A meeting in Istanbul over Iran’s nuclear program involving the major world powers and Iranian officials failed to yield any progress or an agreement to meet again. U.S. Secretary of State Hillary Clinton has raised the possibility of further increasing pressure on Iran.
Obama nominated Levey’s deputy, David Cohen, to replace him. Cohen will need to be confirmed by the Senate.
U.S. officials emphasized they did not think the staff change would stem the momentum for the drive to put the financial squeeze on Iran or to choke off access by militant groups to international sources of money.
“It will have no effect on policy, or on our ability to execute the president’s policy,” U.S. Treasury Secretary Timothy Geithner said. “David came to Treasury with well-established outside expertise and has worked at Stuart’s side for the last two years.”
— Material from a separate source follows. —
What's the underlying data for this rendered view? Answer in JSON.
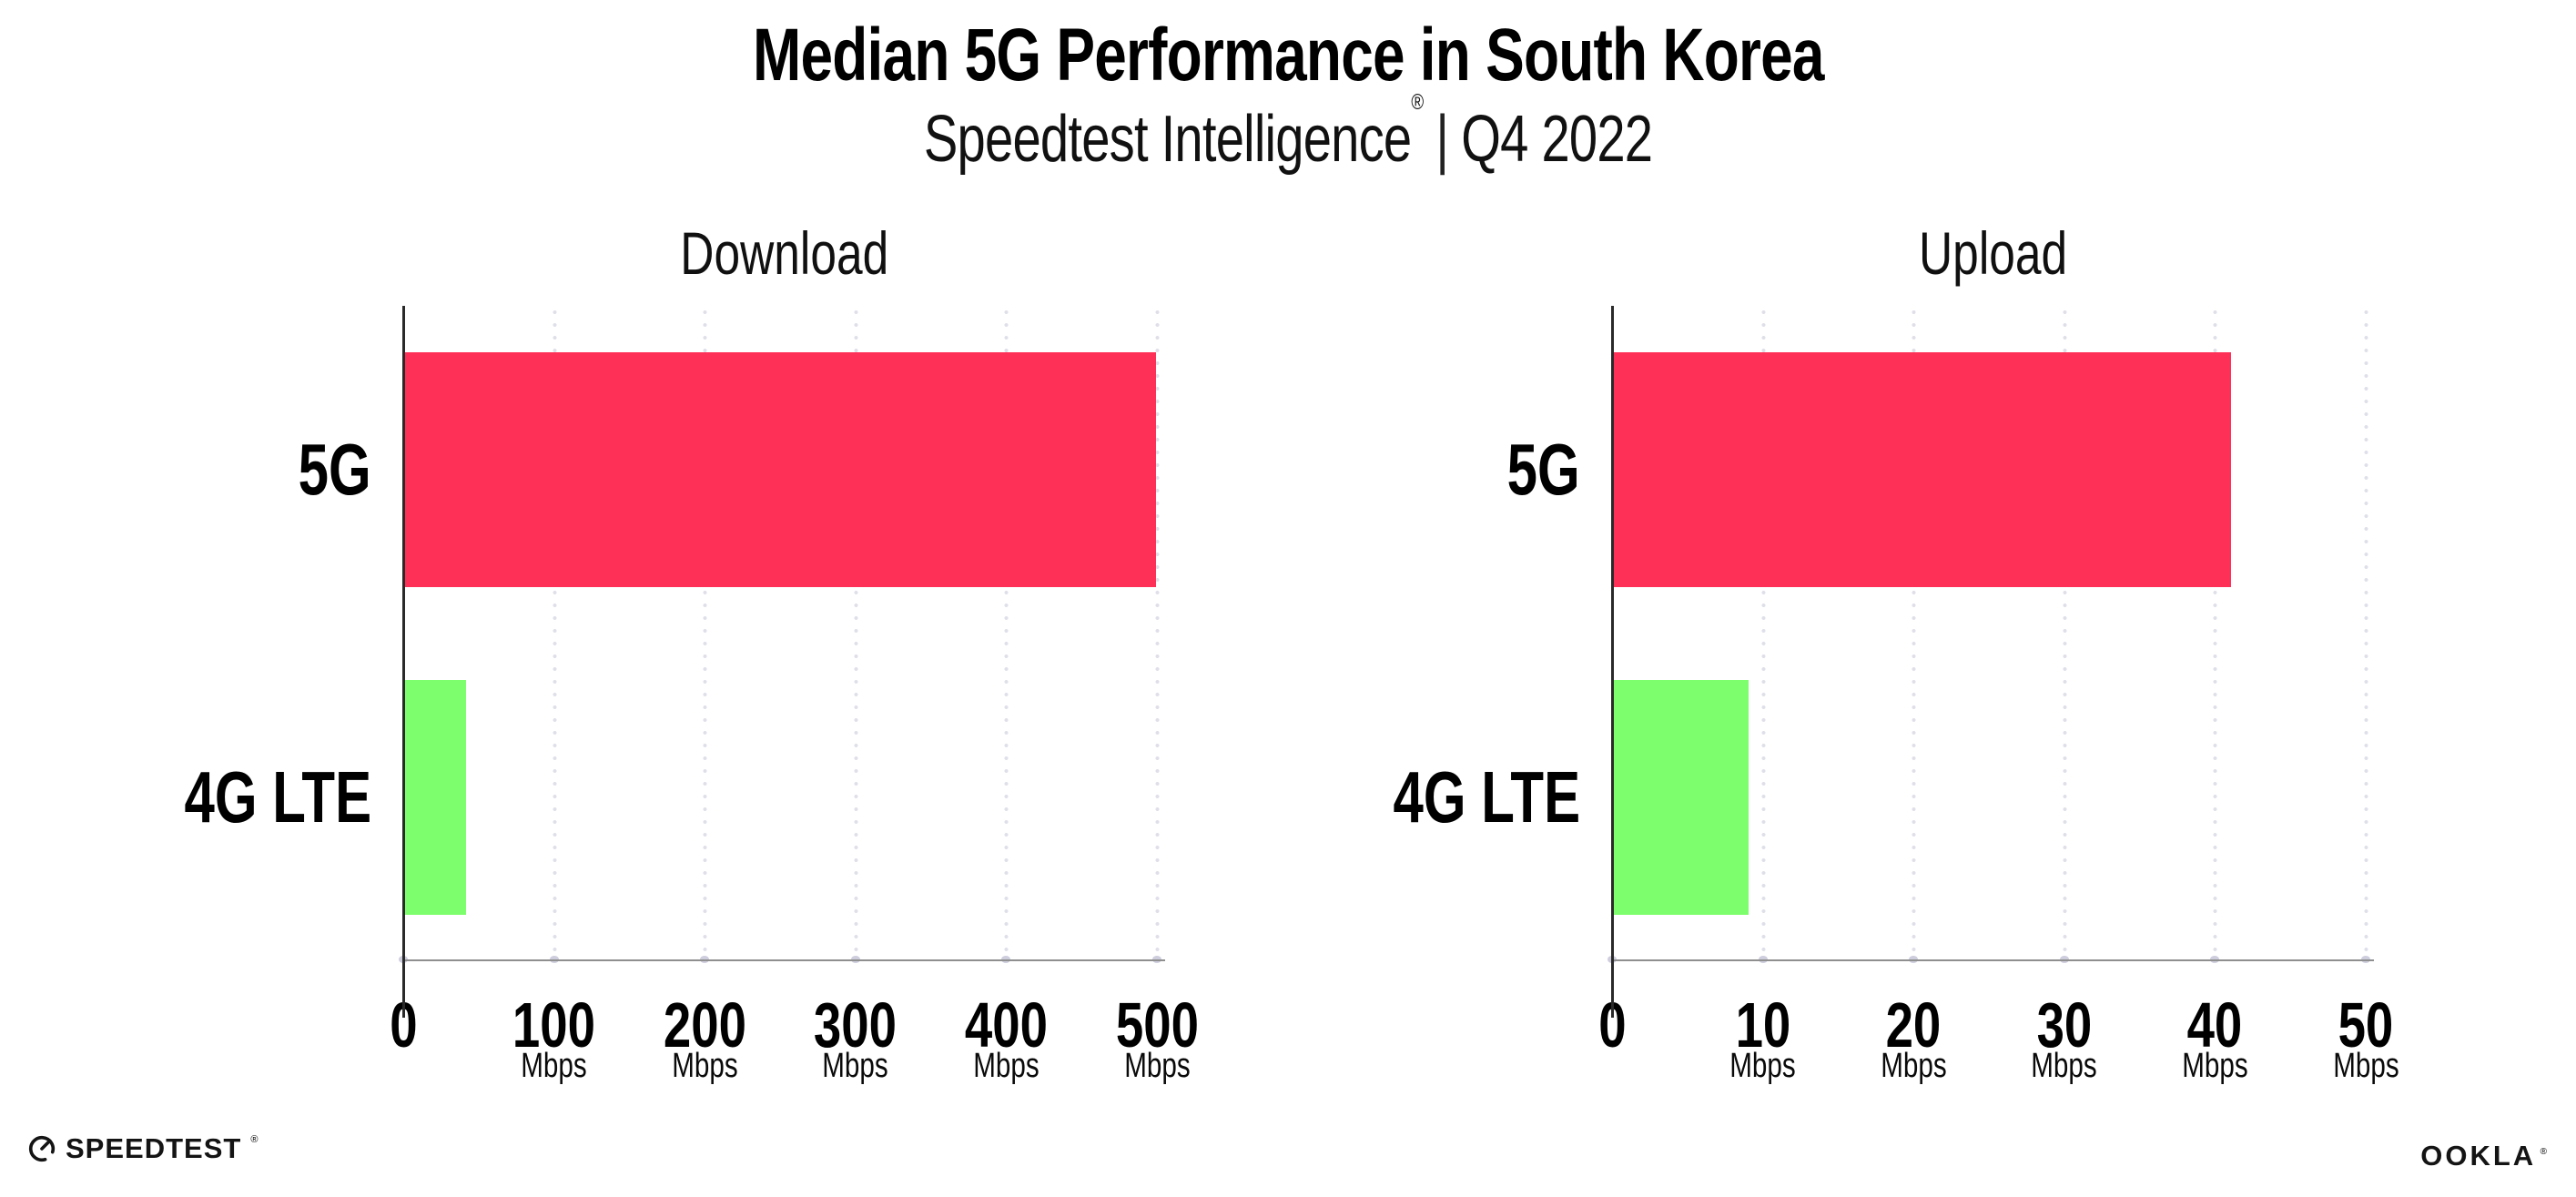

Levey, a holdover from President George W. Bush’s administration, had built up personal relationships with officials in foreign capitals, and the Obama administration had viewed his efforts as highly successful.
LEVEY WAS ‘SINGLE-MINDED’ IN MISSION
In an interview with Reuters this month, Levey said he felt there was growing awareness among U.S. allies on the need to pinch Iran’s oil revenues to slow its bid to acquire nuclear weapons. He also said that cooperation in instituting sanctions was growing.
“He’s been single-minded in the task that he’s set out: stop all foreign entities from getting around the sanctions. He was tireless in that effort and he was largely successful,” Virginia Tech economics professor Djavad Salehi-Isfahani said of Levey.
But Salehi-Isfahani and some other experts were skeptical of whether U.S.-led sanctions would force a political shift that could lead Tehran to freeze its nuclear enrichment program.
Levy urged foreign banks and companies to comply with U.S. sanctions, raising the threat that they could jeopardize their ability to do business in the United States if they violated them. Many banks have cut all ties to Iran as a result.
That has accelerated since the United Nations Security Council toughened financial sanctions on Iran last year, requiring foreign countries to withhold financial services that could support nuclear, missile and terrorist financing efforts in Iran.
Iran insists its nuclear enrichment program is designed to generate electric power. The United States and its Western allies accuse it of seeking to acquire nuclear weapons.